I’ve been looking at various Patient Protection and Affordable Care Act (PPACA) defenses and replacer proposals and noticing a lack of concrete ideas (even bad ideas) for improving the current framework, as opposed to throwing it out and starting over from scratch.
See also: Republicans eye quick partial PPACA repeal if party wins White House
On the one hand, maybe starting from scratch is the only feasible path forward.
On the other hand, America’s Health Insurance Plans (AHIP) and the National Association of Health Underwriters (NAHU) used to seem to like the concept of an exchange-based system.
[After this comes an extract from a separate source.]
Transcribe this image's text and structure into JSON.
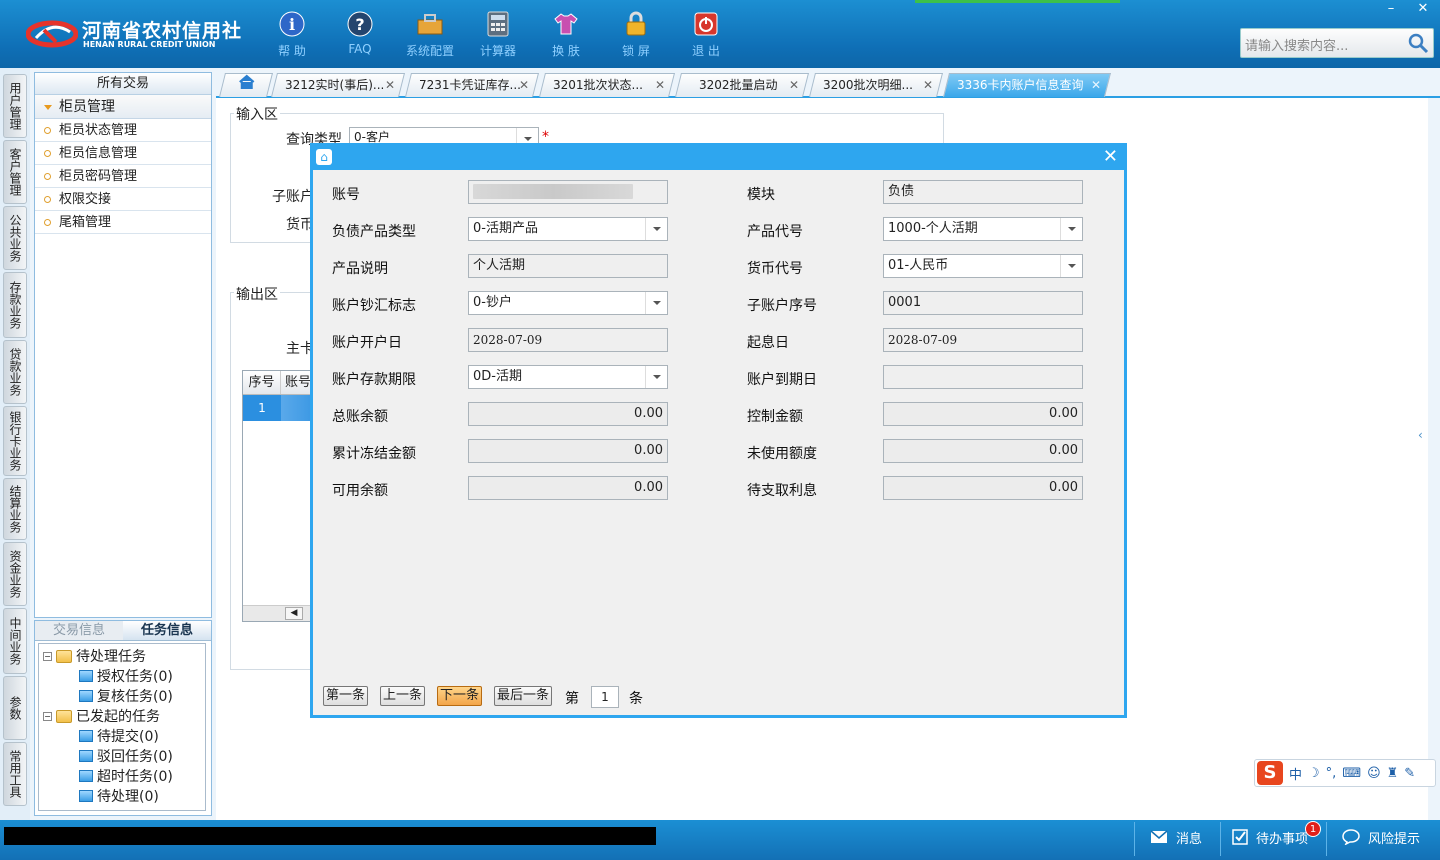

If throwing out the current system and starting over is too hard, but some change is possible, maybe there are ways to revamp the current system.
On the third hand, if people started throwing out even doomed ideas for revamping the system, maybe that would help create the policy “manure” necessary to fertilize the creation of good ideas.
Here are some ideas:
1. Get operation of health insurance exchanges out of the hands of the U.S. Department of Health and Human Services (HHS) and the Centers for Medicare & Medicaid Services (CMS):
HHS and CMS seem to be doing the job poorly and provide little transparency. If HHS and CMS were simply regulating the exchange system, not running the system, maybe they’d develop and enforce better transparency standards.
2. Acknowledge that the main users of the central exchange system will be live-human advisors and a few consumers who like tinkering with complicated websites, not typical consumers:
Just about every private health insurance sales website has gone down that path. Why not the PPACA public exchange system?